The study’s authors suggested contractors “distribute an urgent all-points-bulletin to workers that the most recent analysis of time-of-day data indicates the ‘lunch hour’ is the most prone to fatalities.” They also suggested further study on why the period around lunchtime is so deadly, and that there should be consideration to scheduling additional toolbox talks or safety meetings around the noon hour.

•Fatalities due to transportation and violence and other injuries increased during that three-year period while deaths due to exposure to harmful substances and fire and explosions decreased.

•Small construction establishments with 1-9 employees accounted for 47 percent of fatalities and the highest fatality rate at 26 fatalities per 100,000 workers annually. Most previous studies ignored the smallest establishments, the study said. Contractors employing 50-99 workers experienced fewer than five deaths per 100,000 workers, the lowest rate.

•Hispanic workers made up 24 percent of the workforce and accounted for 20 percent of highway and road work zone fatalities in 2010-2012. “This conflicts with the widespread perception that Hispanics are disproportionately victims of construction fatalities,” the study said.

Some findings that are consistent with existing studies:

•The “specialty trades” had significantly more fatalities than any other sector, accounting for 56 percent of deaths. Specialty trades are defined as workers for contractors that perform specific activities (e.g. concrete work, electrical, plumbing) but who are not responsible for the entire project. However, the heavy and civil sector had the highest annual fatality rate with 24 fatalities per 100,000 workers.

•Overall, most fatalities occurred in the South region (1,081 deaths, or 46 percent of the total 2,338 U.S. fatalities during those three years.) The South also experienced the highest annual fatality rate, 17 deaths per 100,000 workers). Next was the Midwest – which experienced 519 deaths, or 22 percent – and 16 deaths per 100,000 workers.

•Fatalities increased during the spring and summer months, peaking in August (12 percent), and decreasing through the winter to the lowest month for fatals, February, 5 percent.

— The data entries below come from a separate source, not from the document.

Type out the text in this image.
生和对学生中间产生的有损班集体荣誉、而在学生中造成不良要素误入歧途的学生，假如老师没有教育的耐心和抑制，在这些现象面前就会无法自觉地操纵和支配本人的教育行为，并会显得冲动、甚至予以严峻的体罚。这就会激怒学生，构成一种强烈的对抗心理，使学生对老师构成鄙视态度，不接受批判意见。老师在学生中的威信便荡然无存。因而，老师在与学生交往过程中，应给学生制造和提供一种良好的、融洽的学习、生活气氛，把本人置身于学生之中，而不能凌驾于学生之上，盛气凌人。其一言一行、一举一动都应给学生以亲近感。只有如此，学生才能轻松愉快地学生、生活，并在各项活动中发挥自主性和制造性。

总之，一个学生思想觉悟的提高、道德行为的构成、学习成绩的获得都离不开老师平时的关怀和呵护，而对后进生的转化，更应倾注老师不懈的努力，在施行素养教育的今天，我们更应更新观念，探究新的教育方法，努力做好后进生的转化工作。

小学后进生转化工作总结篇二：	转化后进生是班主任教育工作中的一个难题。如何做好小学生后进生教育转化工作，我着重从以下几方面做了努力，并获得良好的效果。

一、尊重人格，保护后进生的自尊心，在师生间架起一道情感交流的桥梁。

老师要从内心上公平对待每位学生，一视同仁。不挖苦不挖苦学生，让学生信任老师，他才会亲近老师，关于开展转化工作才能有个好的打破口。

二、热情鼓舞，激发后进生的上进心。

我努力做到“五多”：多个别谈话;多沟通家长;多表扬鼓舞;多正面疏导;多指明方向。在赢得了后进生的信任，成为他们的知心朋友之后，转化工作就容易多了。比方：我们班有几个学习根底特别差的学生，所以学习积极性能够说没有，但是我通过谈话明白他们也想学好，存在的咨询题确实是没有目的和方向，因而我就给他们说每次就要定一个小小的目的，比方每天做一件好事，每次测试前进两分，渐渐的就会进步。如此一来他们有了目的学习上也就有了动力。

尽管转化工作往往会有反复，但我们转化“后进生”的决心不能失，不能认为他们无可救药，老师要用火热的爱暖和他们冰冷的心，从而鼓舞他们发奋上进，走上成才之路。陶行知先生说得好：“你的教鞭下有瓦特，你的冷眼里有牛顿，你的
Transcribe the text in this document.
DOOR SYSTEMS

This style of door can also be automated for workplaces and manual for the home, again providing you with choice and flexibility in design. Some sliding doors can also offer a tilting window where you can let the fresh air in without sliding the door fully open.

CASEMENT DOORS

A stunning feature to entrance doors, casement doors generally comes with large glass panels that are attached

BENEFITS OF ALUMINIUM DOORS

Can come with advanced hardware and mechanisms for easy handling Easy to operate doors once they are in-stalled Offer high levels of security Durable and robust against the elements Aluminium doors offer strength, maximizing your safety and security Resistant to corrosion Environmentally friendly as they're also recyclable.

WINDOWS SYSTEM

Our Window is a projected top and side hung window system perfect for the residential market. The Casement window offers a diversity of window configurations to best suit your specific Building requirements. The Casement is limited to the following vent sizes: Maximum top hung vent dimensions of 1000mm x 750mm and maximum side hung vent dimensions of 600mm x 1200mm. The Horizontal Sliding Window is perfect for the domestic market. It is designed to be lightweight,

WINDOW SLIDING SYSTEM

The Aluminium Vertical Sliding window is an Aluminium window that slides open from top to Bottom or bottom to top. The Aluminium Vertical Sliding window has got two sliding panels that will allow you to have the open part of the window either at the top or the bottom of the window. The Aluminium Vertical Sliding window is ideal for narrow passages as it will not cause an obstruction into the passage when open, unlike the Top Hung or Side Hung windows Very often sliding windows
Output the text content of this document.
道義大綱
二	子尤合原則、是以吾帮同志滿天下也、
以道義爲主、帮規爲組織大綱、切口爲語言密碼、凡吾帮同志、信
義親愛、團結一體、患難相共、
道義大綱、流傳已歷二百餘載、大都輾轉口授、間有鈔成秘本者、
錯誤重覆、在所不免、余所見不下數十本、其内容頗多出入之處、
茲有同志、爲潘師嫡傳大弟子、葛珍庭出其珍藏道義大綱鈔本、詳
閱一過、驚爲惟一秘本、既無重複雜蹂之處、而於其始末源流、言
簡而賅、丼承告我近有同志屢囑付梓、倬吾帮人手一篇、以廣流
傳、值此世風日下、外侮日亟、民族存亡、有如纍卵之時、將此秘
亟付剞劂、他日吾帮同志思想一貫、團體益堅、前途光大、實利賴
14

•What day of the week is deadliest? There was not much difference between any of the weekdays Monday through  Thursday, all were in the 20 percent range. On Fridays, fatalities dropped a bit to 17 percent, and they were much lower on the weekends. 

•Falls remain the leading cause (33 percent) of deaths in construction, accounting for one-third of all fatalities. Transportation incidents accounted for 29 percent of fatalities. Transportation fatalities typically involved trucks (36 percent) and multi-purpose highway vehicles (31 percent), for example, pickups.

•Industrial project locations experienced the highest number of fatalities at 35 percent. Heavy and Residential and project locations accounted for 29 percent and 25 percent, respectively. The remainder of fatalities occurred at Commercial (5 percent) and Other (6 percent) locations.

•Younger and more inexperienced workers are most likely to lead the fatality numbers, right? Wrong. “Construction workers aged 35-54 accounted for 50 percent of fatalities,” the study said. “Younger and older workers, under 25 and 65 or over, represented relatively small proportions of fatalities, with 8 percent and 7 percent, respectively. When employment numbers were factored in, fatalities rates showed a steady increase from age 35.”

Historically, the proportions of fatalities among construction workers age 45 is growing, from 34 percent of all deaths in 1992, to 44 percent in 2005 to 52 percent in 2012. 

The AGC’s Sandherr said the association was sending the new safety report to each of its contractor-members, as well as to other construction associations and also making it available online. “No wisdom or insight should be proprietary when it comes to the safety of construction workers,” he said.